# Racine dam



## Fishfinaddict (Sep 18, 2012)

Went to the Racine dam today and did fairly decent. 15+ white bass, largemouth and a smallie. Had a guy give me his pole so I could get into some skipjack... That stuff just doesn't happen everyday. Sat there and worked with me and teaching me for almost three hours... Next time I make a trip I will get my hybrid.


Outdoor Hub mobile, the outdoor information engine


----------



## riverKing (Jan 26, 2007)

hows the water color down there still pretty clear?


----------



## Doboy (Oct 13, 2008)

Fishfinaddict said:


> Went to the Racine dam today and did fairly decent. 15+ white bass, largemouth and a smallie. Had a guy give me his pole so I could get into some skipjack... That stuff just doesn't happen everyday. Sat there and worked with me and teaching me for almost three hours.... Next time I make a trip I will get my hybrid.
> 
> 
> NICE, addict,,,, Hope you do!
> ...


----------



## Fishfinaddict (Sep 18, 2012)

yeah doboy it just feels good when avid fisherman who don't have to share their tactics or fishing spots, but do and because of that you end up getting into them. I always try to help others understand the joy of a great fishing day, because once that happens they are hooked for good. And about the water quality at the dam, I'm not there enough to have an average but all the locals said they were letting out a lot of water and the current was really heavy. I was able to see my white jig heads and white tails at about 20 feet away in around five feet of water.


Outdoor Hub mobile, the outdoor information engine


----------



## I Fish (Sep 24, 2008)

riverKing said:


> hows the water color down there still pretty clear?

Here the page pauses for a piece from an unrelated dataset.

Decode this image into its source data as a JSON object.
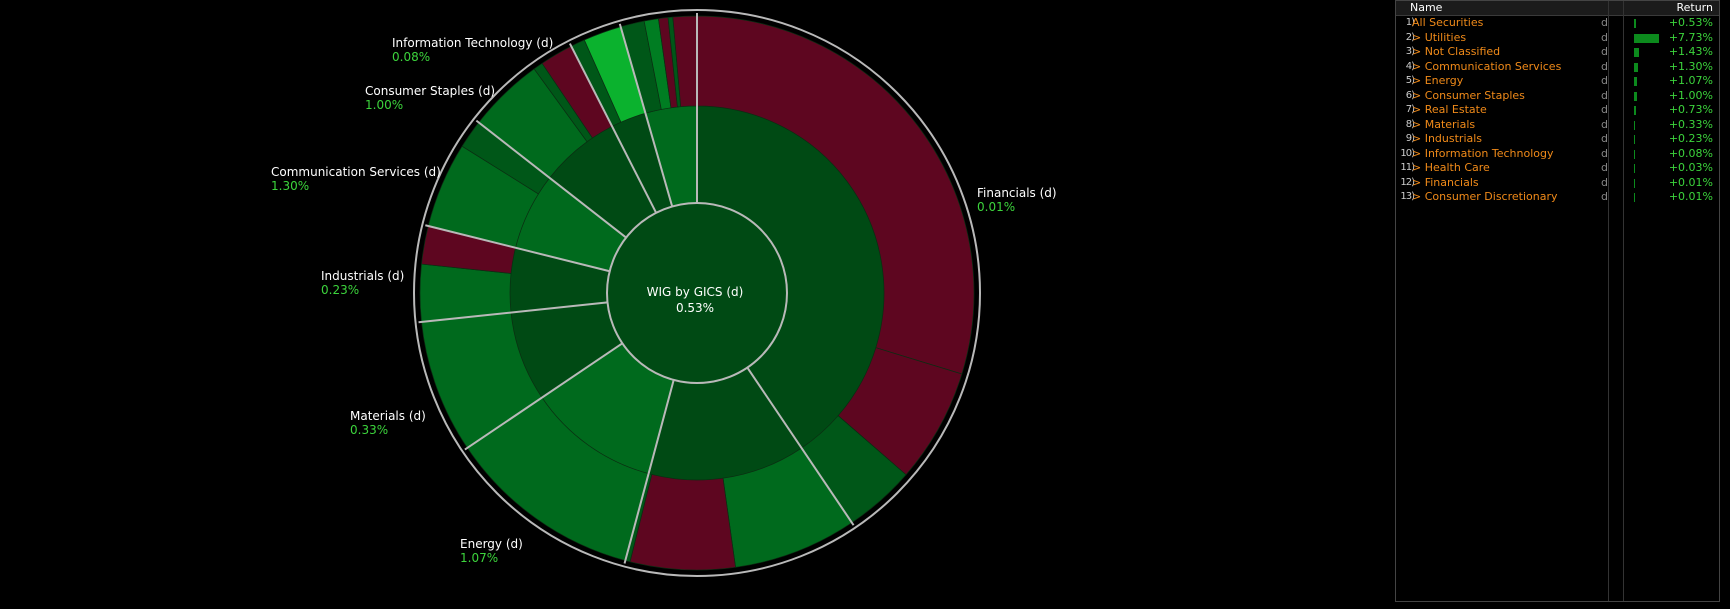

Brown and fast. Racine's been crap the last couple weeks. I don't know where they've gone, but nobody is catching hybrids there. A couple weeks ago, there were a few caught on spoons, but they just seemed to disappear. Last Saturday, I caught 2 and seen 3 others caught from 4:00 am to 9:00pm, and that was it. You couldn't have bought a skipjack this Saturday or Sunday. Yesterday, the water was pretty clear until about 8:30, then it got brown. I got 1 hybrid and 1 white, and other than a handfull of catfish and sheephead, nothing else was caught. I didn't get a bite today and only saw a couple whites caught. One friend or another have been down there just about every day, and it's just dead. I'm not just saying this to keep people from it, go try and you'll see It sucks right now, and nobody seems to know why.


----------